Le concept de Rose Lamy, du compte Instagram « Préparez vous pour la bagarre », est à présent rentré dans le langage commun et « les bons pères de famille » sont tombés de leur piédestal. Il a bien fallu admettre que les violeurs n’étaient pas des monstres en-dehors de la société, mais des messieurs tout le monde. Ce qu’on se tuait à expliquer depuis des années a enfin pu être entendu. Parce que les chiffres existent depuis des années : 91% des victimes de viol connaissent leur agresseur. Mais les chiffres ne suffisaient pas. Il a fallu Gisèle pour qu’on accepte d’en parler.
Le procès a également permis de reparler de la notion de consentement (...)
Le tribunal a tranché (...) Il n’existe pas de « droit à l’erreur de violer sans intention, de violer par accident, de violer involontairement, de violer par bêtise, de violer par inculture ».
La défense a souvent été d’une indécence crasse. Certain-es avocat-es n’ont pas hésité à demander à Gisèle si elle n’y avait pas pris un peu de plaisir. (...)

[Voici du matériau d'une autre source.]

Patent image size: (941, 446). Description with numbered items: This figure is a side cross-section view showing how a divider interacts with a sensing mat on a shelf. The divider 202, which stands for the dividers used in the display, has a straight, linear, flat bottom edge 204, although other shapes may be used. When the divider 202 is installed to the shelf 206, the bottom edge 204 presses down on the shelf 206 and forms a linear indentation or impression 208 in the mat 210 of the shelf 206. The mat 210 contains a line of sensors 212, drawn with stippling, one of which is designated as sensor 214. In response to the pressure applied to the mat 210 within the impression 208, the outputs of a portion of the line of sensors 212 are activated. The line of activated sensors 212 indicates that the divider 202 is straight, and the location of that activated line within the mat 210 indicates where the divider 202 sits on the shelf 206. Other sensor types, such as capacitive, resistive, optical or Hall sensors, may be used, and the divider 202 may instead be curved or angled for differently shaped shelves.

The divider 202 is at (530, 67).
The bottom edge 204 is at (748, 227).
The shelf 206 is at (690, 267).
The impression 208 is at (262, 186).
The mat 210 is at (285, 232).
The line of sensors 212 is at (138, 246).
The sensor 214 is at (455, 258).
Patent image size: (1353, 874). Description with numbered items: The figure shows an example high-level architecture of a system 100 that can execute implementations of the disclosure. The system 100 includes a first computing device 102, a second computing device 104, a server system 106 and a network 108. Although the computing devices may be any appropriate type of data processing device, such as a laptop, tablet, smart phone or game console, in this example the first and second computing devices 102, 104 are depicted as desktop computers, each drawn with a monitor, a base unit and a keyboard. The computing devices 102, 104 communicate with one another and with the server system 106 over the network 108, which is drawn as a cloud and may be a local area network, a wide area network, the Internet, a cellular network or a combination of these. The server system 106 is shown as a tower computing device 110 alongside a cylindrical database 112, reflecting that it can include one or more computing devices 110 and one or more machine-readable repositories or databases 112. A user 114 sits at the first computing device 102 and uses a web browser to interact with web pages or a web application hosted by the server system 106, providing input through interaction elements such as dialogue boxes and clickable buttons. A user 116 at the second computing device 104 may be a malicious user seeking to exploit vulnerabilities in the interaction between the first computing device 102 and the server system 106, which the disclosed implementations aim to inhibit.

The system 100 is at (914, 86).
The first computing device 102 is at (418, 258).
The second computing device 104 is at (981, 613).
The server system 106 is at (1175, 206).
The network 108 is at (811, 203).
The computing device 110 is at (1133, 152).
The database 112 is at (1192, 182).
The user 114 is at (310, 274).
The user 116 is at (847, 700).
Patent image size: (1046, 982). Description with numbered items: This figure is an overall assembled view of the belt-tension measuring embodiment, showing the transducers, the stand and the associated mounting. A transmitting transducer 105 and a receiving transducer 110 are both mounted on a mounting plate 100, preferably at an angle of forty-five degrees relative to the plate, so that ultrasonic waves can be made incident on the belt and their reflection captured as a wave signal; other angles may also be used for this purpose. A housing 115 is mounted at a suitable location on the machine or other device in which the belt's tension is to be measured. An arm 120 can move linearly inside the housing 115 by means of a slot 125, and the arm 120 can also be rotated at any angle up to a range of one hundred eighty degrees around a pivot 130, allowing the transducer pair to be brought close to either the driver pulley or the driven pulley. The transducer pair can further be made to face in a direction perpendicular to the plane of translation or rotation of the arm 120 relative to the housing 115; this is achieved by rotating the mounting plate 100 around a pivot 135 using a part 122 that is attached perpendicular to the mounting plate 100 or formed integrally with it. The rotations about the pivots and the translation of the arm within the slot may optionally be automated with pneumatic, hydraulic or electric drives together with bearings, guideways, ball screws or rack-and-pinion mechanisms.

Ce procès nous a aussi permis de sortir des milieux militants féministes des questions qu’on se pose depuis des années, et d’en faire des questions sociétales. Pourquoi est-ce que les hommes violent ? Comment faire pour qu’ils ne violent plus ? Lorsqu’on voit l’un des avocats de la défense jeter à la face des femmes devant le tribunal un « merde, mais avec le sourire », on sait que le chemin est encore long. (...)
comment faire pour s’emparer politiquement des questions soulevées ces trois derniers mois ? Comment en faire un sujet porté par l’ensemble de la société, et pas uniquement par les milieux féministes ? Parce que, ne nous voilons pas la face, les faits sont là : devant le tribunal d’Avignon, dans les rassemblements de soutien, une écrasante majorité de femmes. Et tant que seule la moitié de la population se sentira concernée, la culture du viol n’a aucune chance d’être dépassée.
Gisèle a voulu que ce procès soit public. Dans une société où la culture du viol est portée comme un art de vivre à la française, elle a osé dire qu’il fallait que la honte change de camp. Gisèle a ouvert une brèche avec son courage hors norme. À nous maintenant d’en être dignes.